Lors d’une entrevue réalisée avec un prêtre oblat qui parcourait le Sahtu, ce dernier exprimait l’opinion qu’une partie des problèmes sociaux des populations autochtones de cette région provenait du fait qu’ils apprenaient encore à vivre en communauté. Il soulignait alors que la plupart des familles maintenant sédentaires vivaient un mode de vie nomade à peine quelques décennies plus tôt. «On leur a demandé de faire en quelques années une transition qui a pris des siècles dans d’autres sociétés », expliquait-il.

Il s’agit là sûrement d’un facteur pouvant expliquer l’ampleur des problèmes sociaux. Mais il y en a plusieurs autres.

Non seulement ces personnes se sont-elles retrouvées à vivre dans des communautés, mais en plus, le mode de subsistance qui leur était offert était totalement différent. D’une société de cueilleurs vivant principalement de chasse et de pêche, ils se sont vus plongé dans une société de salariat où leurs connaissances traditionnelles ne trouvaient que peu d’applications et où les bons emplois leur échappaient. Sans bagage académique ou même d’antécédents familiaux axés sur la réussite scolaire, les premières décennies de vie en communauté n’auront pas été très fertiles en obtention d’emplois rémunérateurs. Ne restait plus que le gouvernement et ses programmes d’aide sociale.

Déracinés et mal préparés pour vivre dans une société moderne aux emplois spécialisés, il est peu étonnant que les communautés autochtones voient passer le train du progrès économique sans grand enthousiasme et, surtout, sans grand espoir d’en être les grands bénéficiaires.

Il faut aussi mentionner que le dernier demi-siècle a vu apparaître plusieurs autres problèmes liés à l’ouverture de ce territoire au reste du monde, notamment les abus de drogue et d’alcool. C’est un problème dans le Sud et les populations du Nord en souffrent aussi.

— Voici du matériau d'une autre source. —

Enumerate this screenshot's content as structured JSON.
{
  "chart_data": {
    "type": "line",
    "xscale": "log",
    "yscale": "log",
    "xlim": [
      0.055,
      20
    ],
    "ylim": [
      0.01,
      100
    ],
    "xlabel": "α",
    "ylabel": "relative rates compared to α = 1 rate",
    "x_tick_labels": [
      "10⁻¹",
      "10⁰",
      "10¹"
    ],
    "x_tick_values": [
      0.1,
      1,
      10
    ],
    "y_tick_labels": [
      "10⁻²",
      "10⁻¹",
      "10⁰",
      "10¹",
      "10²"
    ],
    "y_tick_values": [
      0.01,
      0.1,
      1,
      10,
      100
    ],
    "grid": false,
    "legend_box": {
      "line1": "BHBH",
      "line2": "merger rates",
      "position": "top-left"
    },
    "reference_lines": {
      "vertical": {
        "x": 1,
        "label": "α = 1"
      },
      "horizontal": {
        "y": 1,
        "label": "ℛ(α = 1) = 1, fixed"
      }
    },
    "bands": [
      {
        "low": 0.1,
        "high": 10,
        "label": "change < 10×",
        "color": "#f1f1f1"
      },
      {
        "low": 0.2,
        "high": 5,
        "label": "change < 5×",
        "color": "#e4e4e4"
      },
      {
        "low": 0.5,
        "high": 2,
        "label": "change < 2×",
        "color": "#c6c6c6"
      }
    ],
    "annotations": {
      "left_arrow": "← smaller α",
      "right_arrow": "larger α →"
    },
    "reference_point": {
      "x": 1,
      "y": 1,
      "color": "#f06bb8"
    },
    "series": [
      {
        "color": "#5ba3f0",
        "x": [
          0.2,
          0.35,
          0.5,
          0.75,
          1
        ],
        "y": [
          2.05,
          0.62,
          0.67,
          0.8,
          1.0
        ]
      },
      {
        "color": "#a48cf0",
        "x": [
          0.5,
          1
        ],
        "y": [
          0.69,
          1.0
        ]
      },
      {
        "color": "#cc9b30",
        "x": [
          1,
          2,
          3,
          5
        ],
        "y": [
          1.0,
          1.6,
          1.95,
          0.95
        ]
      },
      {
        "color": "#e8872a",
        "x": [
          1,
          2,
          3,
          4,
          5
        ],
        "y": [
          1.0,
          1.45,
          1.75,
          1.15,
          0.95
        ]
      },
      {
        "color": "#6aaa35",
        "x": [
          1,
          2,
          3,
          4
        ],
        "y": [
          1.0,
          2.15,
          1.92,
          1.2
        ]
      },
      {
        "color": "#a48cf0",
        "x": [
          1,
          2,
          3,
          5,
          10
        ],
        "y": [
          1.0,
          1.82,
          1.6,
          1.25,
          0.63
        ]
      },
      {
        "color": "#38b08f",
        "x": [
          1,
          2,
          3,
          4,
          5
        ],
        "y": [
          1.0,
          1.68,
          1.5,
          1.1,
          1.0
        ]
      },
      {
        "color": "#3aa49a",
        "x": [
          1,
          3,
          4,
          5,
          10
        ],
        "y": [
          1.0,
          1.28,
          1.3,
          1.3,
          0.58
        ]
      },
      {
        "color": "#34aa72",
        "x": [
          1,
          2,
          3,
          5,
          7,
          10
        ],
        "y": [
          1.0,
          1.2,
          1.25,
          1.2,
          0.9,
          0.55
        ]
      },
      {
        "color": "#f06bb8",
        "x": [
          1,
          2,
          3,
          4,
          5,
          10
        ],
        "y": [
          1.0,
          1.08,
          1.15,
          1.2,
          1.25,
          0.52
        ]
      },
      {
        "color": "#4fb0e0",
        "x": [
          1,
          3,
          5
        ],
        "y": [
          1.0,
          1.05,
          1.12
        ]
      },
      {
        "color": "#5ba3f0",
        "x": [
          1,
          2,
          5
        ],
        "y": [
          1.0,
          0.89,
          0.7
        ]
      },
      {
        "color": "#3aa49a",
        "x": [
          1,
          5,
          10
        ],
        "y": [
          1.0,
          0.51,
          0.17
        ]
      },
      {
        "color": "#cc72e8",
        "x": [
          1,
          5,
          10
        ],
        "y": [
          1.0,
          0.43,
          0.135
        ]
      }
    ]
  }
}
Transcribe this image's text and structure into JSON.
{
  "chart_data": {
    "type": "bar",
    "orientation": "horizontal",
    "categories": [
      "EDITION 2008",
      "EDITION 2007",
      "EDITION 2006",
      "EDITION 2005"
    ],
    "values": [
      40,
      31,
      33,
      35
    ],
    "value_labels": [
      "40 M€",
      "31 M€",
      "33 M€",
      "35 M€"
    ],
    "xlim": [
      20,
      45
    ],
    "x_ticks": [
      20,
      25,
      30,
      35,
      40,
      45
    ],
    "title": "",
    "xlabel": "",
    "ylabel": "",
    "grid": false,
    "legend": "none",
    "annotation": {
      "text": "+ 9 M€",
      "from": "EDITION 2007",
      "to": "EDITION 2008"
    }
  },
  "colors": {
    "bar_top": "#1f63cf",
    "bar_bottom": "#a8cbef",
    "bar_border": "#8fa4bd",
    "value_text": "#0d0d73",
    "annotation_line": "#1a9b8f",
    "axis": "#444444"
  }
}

S’attaquer aux problèmes sociaux du Nord dépasse l’usage de simples remèdes palliatifs du genre maisons d’hébergement ou centre de désintoxication qui ne s’attaquent pas aux causes du problème. Si on espère un jour s’en sortir, ce sera en s’attaquant aux causes plutôt qu’aux effets. Et ça, ça prendra pas mal de temps et ce ne sera pas facile.